In the last five drafts, NFL teams made 10 draft-pick-for-draft-pick swaps to move up to take a specific quarterback in Round 1. Even when valuing the picks of future years at the median for their respective rounds, nine of the 10 teams that traded down came out on the positive side in the draft-value change, with seven of them gaining at least 200 points in draft value — or the equivalent of the No. 78 overall pick.

The teams that moved up did so by an average of 8.9 spots, and gave up an average of 309.7 points of draft value — 0.3 points shy of the value of the No. 60 overall pick.

On the extreme end of the scale, the Jets lost a projected 655 points of draft value to move up three spots in 2018 to select Sam Darnold. That point total is 15 points greater than the value of the No. 29 pick in the first round.

But two years earlier, the Broncos moved up five spots to select Paxton Lynch, and lost just 24 points of draft value in the exchange. In other words, if the Broncos move down because a quarterback — or quarterbacks — fall, expect somewhere in between.

If the Broncos are sitting at No. 15 and Miami believes that is the right moment in terms of risk-reward ratio, they could trade down three slots from No. 15 to No. 18. The draft-value chart says the difference between those spots is 150 points, or the equivalent of the No. 88 overall pick.

But the premium on quarterbacks might dictate a slightly heftier price.

A trade could look like this:

TO DENVER

  • No. 18 overall (900 points)
  • No. 39 overall (510 points)

TO MIAMI

  • No. 15 overall (1050 points)
  • No. 83 overall (175 points)

The 185-point gain comes in below average for recent trade-ups to take a quarterback, but is a steal for three mid-round slots.
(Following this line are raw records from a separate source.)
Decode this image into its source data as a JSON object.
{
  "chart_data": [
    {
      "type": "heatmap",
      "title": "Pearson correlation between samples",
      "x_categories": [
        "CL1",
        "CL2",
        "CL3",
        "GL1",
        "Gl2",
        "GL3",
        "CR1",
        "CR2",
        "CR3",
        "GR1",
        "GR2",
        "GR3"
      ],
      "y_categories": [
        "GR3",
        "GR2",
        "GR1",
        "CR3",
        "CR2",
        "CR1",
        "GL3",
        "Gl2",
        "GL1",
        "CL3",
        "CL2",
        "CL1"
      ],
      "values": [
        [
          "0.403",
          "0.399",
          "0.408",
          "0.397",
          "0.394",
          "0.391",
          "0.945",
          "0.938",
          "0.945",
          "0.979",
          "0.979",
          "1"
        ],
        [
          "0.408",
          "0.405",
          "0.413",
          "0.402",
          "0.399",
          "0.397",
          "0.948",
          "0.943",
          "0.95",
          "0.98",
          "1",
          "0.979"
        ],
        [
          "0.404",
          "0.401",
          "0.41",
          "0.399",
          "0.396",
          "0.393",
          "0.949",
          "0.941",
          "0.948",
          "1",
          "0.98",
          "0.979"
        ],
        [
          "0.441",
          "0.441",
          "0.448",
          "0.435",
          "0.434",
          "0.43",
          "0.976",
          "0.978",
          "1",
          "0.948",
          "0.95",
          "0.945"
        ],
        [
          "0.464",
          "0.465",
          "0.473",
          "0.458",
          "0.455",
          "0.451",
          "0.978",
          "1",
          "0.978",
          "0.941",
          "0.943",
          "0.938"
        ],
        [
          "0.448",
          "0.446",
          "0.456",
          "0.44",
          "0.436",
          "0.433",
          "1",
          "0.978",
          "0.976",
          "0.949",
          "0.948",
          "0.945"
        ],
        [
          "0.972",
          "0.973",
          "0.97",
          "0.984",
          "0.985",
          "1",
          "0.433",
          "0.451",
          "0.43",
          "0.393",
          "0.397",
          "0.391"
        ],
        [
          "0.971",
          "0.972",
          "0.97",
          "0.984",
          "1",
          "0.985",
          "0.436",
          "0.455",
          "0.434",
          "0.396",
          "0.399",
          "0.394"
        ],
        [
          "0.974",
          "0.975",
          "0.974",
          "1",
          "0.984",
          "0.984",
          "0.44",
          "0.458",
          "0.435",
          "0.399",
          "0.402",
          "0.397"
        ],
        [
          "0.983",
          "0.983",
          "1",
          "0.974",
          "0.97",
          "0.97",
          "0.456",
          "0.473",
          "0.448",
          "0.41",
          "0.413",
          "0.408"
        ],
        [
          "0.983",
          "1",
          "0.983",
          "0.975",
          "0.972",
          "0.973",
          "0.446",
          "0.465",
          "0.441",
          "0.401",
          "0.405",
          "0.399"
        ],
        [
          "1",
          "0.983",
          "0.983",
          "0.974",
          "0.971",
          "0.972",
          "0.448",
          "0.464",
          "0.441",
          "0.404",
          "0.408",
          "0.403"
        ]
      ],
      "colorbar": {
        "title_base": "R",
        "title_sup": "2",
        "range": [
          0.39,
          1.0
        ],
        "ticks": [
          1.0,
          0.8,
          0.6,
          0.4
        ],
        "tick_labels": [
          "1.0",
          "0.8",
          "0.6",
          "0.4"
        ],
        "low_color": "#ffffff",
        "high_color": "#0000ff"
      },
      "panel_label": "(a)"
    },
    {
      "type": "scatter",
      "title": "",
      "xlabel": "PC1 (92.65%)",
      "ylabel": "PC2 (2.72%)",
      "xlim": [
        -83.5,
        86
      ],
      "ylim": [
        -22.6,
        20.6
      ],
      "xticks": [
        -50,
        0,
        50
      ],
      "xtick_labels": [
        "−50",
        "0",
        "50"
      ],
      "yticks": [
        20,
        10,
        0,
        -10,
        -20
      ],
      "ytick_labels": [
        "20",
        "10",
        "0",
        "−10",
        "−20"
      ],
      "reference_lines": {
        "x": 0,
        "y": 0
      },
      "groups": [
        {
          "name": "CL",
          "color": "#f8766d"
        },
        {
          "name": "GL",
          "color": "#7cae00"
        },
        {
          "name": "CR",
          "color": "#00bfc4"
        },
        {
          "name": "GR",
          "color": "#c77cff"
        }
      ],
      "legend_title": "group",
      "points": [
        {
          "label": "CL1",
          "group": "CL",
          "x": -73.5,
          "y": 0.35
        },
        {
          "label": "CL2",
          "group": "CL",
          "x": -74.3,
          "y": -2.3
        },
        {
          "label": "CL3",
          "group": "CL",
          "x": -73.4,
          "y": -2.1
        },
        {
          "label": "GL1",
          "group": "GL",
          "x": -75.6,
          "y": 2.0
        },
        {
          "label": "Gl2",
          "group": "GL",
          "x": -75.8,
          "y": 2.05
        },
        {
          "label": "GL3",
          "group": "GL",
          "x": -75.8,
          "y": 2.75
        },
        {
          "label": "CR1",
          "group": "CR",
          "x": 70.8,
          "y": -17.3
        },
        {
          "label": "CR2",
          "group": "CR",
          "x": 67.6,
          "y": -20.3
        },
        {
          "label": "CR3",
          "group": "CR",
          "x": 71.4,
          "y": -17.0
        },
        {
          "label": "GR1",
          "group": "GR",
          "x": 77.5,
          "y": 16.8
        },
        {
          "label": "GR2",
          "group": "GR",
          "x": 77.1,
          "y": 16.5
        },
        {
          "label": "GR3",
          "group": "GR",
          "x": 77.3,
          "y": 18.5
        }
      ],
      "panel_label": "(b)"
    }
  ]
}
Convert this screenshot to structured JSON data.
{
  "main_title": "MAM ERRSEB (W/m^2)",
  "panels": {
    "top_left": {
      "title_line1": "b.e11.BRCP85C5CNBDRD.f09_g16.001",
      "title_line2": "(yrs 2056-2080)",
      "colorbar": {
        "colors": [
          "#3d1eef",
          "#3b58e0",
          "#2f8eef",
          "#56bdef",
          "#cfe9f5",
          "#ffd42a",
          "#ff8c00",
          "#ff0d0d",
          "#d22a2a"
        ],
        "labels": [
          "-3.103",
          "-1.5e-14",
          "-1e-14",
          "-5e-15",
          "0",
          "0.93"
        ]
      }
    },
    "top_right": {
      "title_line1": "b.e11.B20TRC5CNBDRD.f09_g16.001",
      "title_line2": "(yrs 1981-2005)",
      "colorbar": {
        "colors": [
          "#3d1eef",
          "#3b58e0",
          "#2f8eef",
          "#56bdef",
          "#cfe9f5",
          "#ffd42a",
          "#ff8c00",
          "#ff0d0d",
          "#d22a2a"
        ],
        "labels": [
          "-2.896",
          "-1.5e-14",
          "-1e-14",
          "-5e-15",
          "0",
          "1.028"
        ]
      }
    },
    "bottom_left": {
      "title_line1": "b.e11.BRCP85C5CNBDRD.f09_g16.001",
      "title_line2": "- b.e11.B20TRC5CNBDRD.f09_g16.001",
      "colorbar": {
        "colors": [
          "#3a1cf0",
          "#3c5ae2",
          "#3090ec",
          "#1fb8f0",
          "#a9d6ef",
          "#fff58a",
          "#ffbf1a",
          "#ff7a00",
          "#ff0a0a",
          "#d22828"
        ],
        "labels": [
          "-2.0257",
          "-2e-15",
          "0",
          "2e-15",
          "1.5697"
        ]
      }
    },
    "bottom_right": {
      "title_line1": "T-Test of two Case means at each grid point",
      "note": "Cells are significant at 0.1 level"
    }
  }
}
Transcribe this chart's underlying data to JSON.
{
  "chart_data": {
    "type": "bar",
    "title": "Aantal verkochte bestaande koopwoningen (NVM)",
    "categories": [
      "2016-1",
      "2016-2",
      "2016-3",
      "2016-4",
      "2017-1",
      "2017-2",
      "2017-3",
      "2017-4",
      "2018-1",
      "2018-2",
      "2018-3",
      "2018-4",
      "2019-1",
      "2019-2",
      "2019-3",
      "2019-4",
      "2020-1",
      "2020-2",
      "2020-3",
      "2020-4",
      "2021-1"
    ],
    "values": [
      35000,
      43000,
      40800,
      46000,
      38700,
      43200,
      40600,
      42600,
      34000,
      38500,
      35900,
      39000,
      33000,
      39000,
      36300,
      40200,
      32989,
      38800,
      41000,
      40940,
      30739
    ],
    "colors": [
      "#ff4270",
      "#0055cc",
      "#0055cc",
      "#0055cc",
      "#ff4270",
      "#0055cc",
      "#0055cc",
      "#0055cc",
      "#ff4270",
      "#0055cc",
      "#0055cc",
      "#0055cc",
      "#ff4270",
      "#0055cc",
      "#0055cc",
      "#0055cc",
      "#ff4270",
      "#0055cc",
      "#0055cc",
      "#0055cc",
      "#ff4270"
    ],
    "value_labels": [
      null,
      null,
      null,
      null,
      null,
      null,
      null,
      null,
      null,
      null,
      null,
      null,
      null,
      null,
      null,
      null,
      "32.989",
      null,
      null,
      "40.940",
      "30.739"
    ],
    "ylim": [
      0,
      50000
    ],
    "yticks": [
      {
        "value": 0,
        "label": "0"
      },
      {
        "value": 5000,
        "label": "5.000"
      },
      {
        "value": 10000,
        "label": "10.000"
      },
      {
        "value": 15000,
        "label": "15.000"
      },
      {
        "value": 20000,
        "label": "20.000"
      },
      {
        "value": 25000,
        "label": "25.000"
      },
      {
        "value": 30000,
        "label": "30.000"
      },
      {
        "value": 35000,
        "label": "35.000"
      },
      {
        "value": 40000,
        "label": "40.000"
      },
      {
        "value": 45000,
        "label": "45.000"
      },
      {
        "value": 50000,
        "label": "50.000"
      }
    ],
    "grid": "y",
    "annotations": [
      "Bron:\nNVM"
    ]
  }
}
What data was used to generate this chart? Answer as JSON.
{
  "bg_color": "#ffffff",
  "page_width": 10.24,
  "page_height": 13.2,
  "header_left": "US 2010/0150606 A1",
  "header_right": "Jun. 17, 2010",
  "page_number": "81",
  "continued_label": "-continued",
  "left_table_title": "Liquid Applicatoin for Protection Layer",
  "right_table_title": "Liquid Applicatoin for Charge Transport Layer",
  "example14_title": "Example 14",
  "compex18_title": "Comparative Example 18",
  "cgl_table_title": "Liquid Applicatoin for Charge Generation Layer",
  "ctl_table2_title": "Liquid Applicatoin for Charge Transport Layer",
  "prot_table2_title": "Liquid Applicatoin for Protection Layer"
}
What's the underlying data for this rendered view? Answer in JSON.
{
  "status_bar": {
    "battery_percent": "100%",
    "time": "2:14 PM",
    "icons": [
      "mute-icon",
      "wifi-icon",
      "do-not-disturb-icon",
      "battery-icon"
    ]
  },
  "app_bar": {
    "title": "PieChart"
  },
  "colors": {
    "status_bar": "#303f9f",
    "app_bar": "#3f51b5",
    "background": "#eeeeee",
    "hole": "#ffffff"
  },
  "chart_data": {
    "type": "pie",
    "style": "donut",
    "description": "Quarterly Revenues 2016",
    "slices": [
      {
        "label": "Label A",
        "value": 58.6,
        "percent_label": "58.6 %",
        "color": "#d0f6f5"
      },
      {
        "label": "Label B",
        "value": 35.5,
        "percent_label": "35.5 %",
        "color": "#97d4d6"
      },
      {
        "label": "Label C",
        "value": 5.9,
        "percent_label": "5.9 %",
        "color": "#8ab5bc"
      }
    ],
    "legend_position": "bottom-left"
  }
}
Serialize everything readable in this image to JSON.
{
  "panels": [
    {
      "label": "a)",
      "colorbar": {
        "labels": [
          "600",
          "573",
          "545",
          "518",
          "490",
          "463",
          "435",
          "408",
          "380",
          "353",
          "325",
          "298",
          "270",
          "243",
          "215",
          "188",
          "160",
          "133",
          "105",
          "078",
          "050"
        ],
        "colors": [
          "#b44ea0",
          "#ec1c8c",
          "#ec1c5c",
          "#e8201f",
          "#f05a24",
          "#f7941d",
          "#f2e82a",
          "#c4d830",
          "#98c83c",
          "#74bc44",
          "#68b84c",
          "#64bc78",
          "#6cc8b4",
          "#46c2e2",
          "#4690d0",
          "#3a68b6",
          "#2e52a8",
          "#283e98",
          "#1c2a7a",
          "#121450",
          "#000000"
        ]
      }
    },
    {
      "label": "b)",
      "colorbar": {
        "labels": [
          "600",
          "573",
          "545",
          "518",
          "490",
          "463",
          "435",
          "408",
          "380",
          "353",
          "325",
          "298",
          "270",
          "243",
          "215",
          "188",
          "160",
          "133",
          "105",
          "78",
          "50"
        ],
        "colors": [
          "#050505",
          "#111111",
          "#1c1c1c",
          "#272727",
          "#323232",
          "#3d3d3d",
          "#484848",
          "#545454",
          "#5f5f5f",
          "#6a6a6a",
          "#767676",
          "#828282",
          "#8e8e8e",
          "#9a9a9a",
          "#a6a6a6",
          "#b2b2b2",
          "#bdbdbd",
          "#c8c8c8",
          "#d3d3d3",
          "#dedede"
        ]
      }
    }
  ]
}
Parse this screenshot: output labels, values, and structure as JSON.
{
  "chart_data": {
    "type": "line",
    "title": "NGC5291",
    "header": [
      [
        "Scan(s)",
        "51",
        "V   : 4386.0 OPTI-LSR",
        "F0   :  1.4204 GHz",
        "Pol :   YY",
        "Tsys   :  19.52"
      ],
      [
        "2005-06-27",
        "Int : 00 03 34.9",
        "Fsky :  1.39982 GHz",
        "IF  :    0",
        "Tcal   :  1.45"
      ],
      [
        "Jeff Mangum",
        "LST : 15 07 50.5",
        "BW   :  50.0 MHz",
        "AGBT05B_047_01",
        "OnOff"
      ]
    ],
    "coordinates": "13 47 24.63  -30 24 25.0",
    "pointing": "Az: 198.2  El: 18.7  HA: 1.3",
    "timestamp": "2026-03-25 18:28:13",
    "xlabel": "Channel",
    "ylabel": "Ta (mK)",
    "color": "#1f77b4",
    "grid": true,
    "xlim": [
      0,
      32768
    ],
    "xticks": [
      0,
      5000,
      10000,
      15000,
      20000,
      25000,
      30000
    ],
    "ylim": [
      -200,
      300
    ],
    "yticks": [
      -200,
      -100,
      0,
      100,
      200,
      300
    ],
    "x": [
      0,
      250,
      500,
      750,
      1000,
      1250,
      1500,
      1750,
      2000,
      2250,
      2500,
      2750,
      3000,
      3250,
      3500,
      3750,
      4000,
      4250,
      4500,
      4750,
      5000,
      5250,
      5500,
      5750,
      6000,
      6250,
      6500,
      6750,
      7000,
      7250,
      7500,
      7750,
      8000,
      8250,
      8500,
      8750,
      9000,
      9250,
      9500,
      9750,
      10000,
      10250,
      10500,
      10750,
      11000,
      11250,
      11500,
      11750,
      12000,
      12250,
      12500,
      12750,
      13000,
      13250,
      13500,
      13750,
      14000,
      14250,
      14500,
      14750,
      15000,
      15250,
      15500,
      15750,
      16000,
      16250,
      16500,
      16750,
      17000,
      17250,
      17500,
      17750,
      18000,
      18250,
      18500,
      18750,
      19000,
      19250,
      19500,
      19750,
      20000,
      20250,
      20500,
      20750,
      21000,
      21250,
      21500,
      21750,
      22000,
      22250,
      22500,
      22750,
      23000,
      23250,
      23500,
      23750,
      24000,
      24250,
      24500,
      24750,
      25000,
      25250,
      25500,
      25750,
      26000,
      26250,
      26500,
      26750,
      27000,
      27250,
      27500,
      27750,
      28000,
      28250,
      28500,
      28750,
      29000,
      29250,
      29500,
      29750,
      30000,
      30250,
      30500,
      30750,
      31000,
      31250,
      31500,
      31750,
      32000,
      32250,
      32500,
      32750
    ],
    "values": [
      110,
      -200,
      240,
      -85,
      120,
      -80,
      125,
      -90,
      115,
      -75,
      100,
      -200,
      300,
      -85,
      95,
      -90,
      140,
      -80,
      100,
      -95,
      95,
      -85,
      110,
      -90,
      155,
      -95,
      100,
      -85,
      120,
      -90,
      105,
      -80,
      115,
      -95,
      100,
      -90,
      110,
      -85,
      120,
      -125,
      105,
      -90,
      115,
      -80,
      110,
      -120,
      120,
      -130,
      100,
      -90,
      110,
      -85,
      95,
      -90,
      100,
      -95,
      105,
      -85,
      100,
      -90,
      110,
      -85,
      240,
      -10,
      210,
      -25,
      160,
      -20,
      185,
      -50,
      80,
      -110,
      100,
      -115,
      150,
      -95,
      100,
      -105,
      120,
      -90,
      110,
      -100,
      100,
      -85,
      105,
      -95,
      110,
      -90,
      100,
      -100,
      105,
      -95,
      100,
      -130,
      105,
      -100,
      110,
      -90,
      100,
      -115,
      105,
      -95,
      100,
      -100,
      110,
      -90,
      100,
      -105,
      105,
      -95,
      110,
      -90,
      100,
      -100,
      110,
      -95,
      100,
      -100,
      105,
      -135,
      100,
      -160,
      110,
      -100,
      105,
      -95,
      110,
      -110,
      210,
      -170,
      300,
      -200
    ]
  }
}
Even trading the No. 77 overall pick instead of pick No. 83 would bring the Broncos a 155-point premium, equivalent to picking up the No. 87 overall choice.

This would also give the Broncos an extra second-round pick before their No. 46 overall selection, and would give the Broncos easy access to move back into the final choices of Round 1. The 39th and 95th overall picks add up to 630 points of draft value; the final four selections of Round 1 range from 640 to 590 points in value.

Also worth noting is the fact that six of the 10 trade-ups for quarterbacks in the past five drafts involved future first- or second-round picks, including four of the five trades to pick quarterbacks from picks 10 to 32.

Even with uncertainty looming over the 2021 NFL Draft if there is not a college-football season this fall, accepting a future high draft choice as part of a premium for a team to move up for a quarterback would be wise. Another option would be to put a condition on a future pick, moving it to 2022 if the 2021 college-football season is delayed, truncated or outright cancelled.

The Broncos don’t yet know what all of their options are. Some could reveal themselves next Thursday night.

But they would be wise to keep their line free for calls — and to listen. They could get themselves another deal like the one they executed last year.